Enterprising families elect to “prune the family tree” for manifold reasons. For some, intra-family tensions have reached a breaking point, for others, there are different perspectives regarding the long-term prospects for the family businesses, and in yet others, different shareholder clienteles emerge with unreconcilable risk and return preferences.

Regardless of the reason, significant shareholder redemptions are among the least understood corporate transactions. In this week’s post, we consider the economics of family shareholder redemptions from three perspectives: the selling shareholder, the family business, and the remaining shareholders. Balancing these competing perspectives is one of the greatest challenges of executing a significant redemption.

The Selling Shareholder

When it is time for one or more shareholders to make a graceful exit, the economic interests of the selling shareholder diverge from those of the Company and the remaining shareholders.

  • For the departing shareholder, sustainability of the family business ceases to be a guiding principle. The departing shareholder wants to maximize his or her proceeds from the sale of their stake, regardless of the burden such a purchase price could place on the business going forward.
  • Most selling shareholders want cash when they sell their shares: trading one piece of paper (a stock certificate) for another (an interest-bearing note) is rarely perceived as a meaningful benefit. Selling shareholders presumably have some plan for deploying proceeds from a sale and receiving cash for their shares is likely an essential component of that plan.

Knowing what selling shareholders want is just one-third of the picture, however, we also need the perspective of the company itself and the remaining shareholders.

The Company

We use “the Company” to refer to the management team, employees, and other stakeholders who are not shareholders but do have a vested interest in seeing the family business grow and persist as an independent company.

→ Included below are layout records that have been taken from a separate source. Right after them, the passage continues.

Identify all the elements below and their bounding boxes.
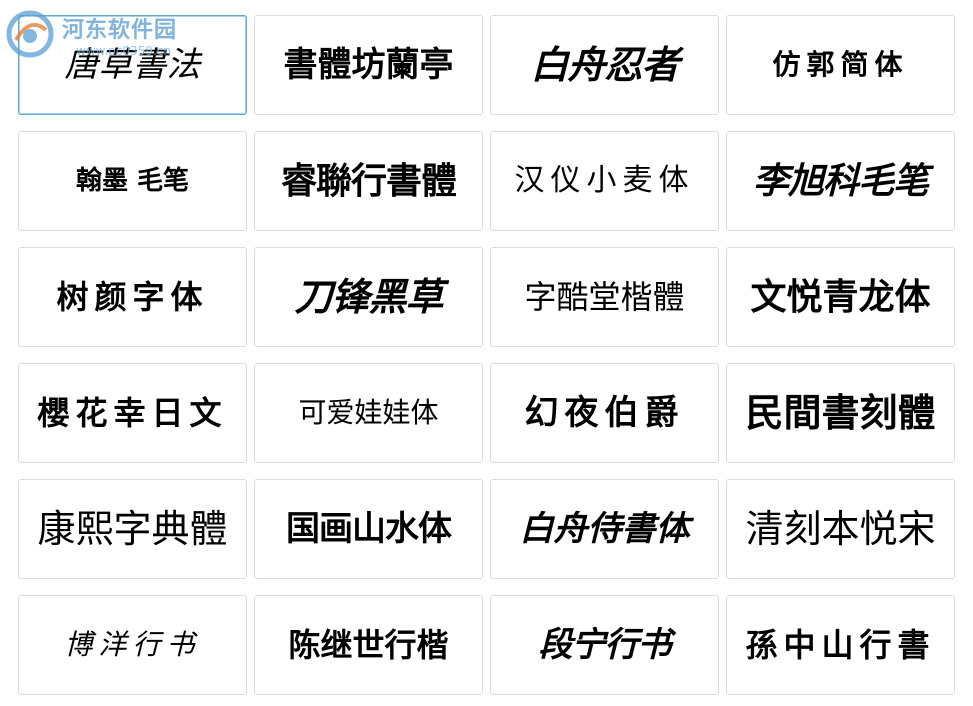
font-tile-label: 博洋行书 — [64, 628, 201, 661]
font-tile-label: 陈继世行楷 — [288, 626, 449, 664]
font-tile-label: 翰墨 毛笔 — [75, 166, 190, 196]
font-tile-label: 唐草書法 — [64, 45, 201, 85]
font-preview-grid: 唐草書法 書體坊蘭亭 白舟忍者 仿郭简体翰墨 毛笔 睿聯行書體 汉仪小麦体 李旭科毛笔树颜字… — [18, 15, 958, 697]
font-tile[interactable]: 白舟侍書体 — [490, 479, 719, 579]
font-tile-label: 段宁行书 — [538, 625, 672, 665]
font-tile[interactable]: 段宁行书 — [490, 595, 719, 695]
font-tile[interactable]: 書體坊蘭亭 — [254, 15, 483, 115]
font-tile-label: 民間書刻體 — [745, 390, 936, 435]
font-tile[interactable]: 櫻花幸日文 — [18, 363, 247, 463]
font-tile[interactable]: 白舟忍者 — [490, 15, 719, 115]
font-tile[interactable]: 孫中山行書 — [726, 595, 955, 695]
font-tile[interactable]: 睿聯行書體 — [254, 131, 483, 231]
font-tile[interactable]: 树颜字体 — [18, 247, 247, 347]
font-tile[interactable]: 博洋行书 — [18, 595, 247, 695]
font-tile-label: 白舟忍者 — [530, 42, 679, 87]
font-tile-label: 白舟侍書体 — [519, 509, 690, 549]
font-tile-label: 幻夜伯爵 — [524, 393, 685, 433]
font-tile-label: 康熙字典體 — [37, 507, 228, 551]
font-tile[interactable]: 字酷堂楷體 — [490, 247, 719, 347]
font-tile-label: 文悦青龙体 — [750, 276, 931, 318]
font-tile-label: 李旭科毛笔 — [752, 160, 929, 202]
font-tile[interactable]: 文悦青龙体 — [726, 247, 955, 347]
font-tile[interactable]: 仿郭简体 — [726, 15, 955, 115]
font-tile-label: 刀锋黑草 — [294, 274, 443, 319]
font-tile[interactable]: 清刻本悦宋 — [726, 479, 955, 579]
font-tile[interactable]: 陈继世行楷 — [254, 595, 483, 695]
font-tile-label: 国画山水体 — [286, 509, 452, 549]
font-tile-label: 櫻花幸日文 — [37, 394, 228, 432]
font-tile-label: 字酷堂楷體 — [524, 278, 685, 316]
font-tile-label: 睿聯行書體 — [280, 160, 457, 202]
font-tile[interactable]: 民間書刻體 — [726, 363, 955, 463]
font-tile[interactable]: 唐草書法 — [18, 15, 247, 115]
font-tile[interactable]: 汉仪小麦体 — [490, 131, 719, 231]
font-tile[interactable]: 李旭科毛笔 — [726, 131, 955, 231]
font-tile-label: 树颜字体 — [56, 278, 209, 316]
font-tile[interactable]: 刀锋黑草 — [254, 247, 483, 347]
font-tile-label: 清刻本悦宋 — [745, 507, 936, 551]
font-tile-label: 孫中山行書 — [745, 626, 936, 664]
font-tile-label: 書體坊蘭亭 — [283, 45, 454, 85]
font-tile[interactable]: 可爱娃娃体 — [254, 363, 483, 463]
font-tile-label: 仿郭简体 — [772, 48, 909, 81]
font-tile[interactable]: 幻夜伯爵 — [490, 363, 719, 463]
font-tile-label: 汉仪小麦体 — [514, 163, 695, 198]
font-tile[interactable]: 国画山水体 — [254, 479, 483, 579]
font-tile[interactable]: 翰墨 毛笔 — [18, 131, 247, 231]
font-tile[interactable]: 康熙字典體 — [18, 479, 247, 579]
font-tile-label: 可爱娃娃体 — [298, 396, 439, 429]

  • Cash used in a redemption is cash that is not available for investment in productive assets that can help the Company grow. If a redemption is going to occur, the Company is one of only two parties that can pay for it. Companies pay for shareholder redemptions by either (1) not making corporate investments in productive assets that would otherwise be made, (2) using existing liquidity, or (3) borrowing funds. Each of these options, in their own way, diminishes the Company’s ability to grow or flexibility to respond to emerging strategic opportunities or threats.
  • From the perspective of the Company, these negative outcomes can be mitigated by paying the redemption price over time, using a note that is subordinated to all other corporate obligations, bears interest at a favorable (i.e., low) rate, and has flexible repayment terms.
  • The redemption price matters to the Company because a price that is set too high may spark a “run on the bank” which leads to sale of the business. On the other hand, a price that is set too low may also prompt shareholders to explore selling the Company as the only way for those shareholders to “unlock” the value that has been created over the preceding years and decades. Regardless of the path taken, the Company would generally prefer to avoid a sale of the business.
  • Above all, the Company craves certainty. If there are going to be claims on corporate cash flow for redemptions, the Company wants to be able to plan around the amount and timing of those obligations.

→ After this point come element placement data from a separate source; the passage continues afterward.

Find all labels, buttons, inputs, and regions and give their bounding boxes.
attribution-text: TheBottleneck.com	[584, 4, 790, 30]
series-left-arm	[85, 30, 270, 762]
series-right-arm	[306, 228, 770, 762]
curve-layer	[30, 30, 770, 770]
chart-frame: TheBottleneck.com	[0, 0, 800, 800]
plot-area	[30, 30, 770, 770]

We were careful to distinguish between the Company and the remaining shareholders because – while there is significant overlap between the two – the interests of the two parties do not align perfectly.  So we need to consider the perspective of the remaining shareholders separately.

Remaining Shareholders

If the Company doesn’t pay for the redemption, the remaining shareholders must. If there is no interest in bringing in a non-family source of equity capital, the remaining shareholders will pay for the redemption through diminished dividends or smaller ongoing redemption pools.

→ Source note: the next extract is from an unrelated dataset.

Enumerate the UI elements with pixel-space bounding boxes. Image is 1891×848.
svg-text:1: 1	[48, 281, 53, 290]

  • There are only two potential sources of return for family shareholders: income return from dividends and capital appreciation from a growing value per share. From the perspective of family shareholders, funding a significant shareholder redemption reallocates at least a portion of their return from the income return bucket to the capital appreciation bucket. Since the benefit of capital appreciation is deferred to the future (perhaps even to one’s heirs), many family shareholders value current income more highly than capital appreciation. These shareholders find the prospect of trading away current income for greater capital appreciation distasteful.
  • In view of this shift in return components, the remaining shareholders naturally want the increase in capital appreciation to exceed the decrease in current income associated with a significant redemption. How can this be accomplished? By paying a discounted price and/or financing the redemption with a shareholder note, which is what the selling shareholders naturally want to avoid…

The Great Balancing Act

As we said at the beginning of this post, enterprising families have a variety of reasons for pursuing a significant shareholder redemption. Regardless of the reason, executing a large redemption is a great balancing act. There are three parties to the transaction, each of which brings a unique perspective and set of needs and preferences to the deal. Structuring a redemption requires each of those parties to understand the perspectives of the others and acknowledge that tradeoffs will be inevitable. Careful modeling of the financial consequences of the redemption on each of the three constituencies is a necessary component of completing a redemption.

Necessary, but not sufficient. Financial modeling of the transaction should be situated in a broader context of what the real goals of the transaction are and what tradeoffs each of the parties to the redemption is willing to make. Only when the goals and tradeoffs are identified will the parties be able to identify a financial model that supports the great balancing act that is a family shareholder redemption.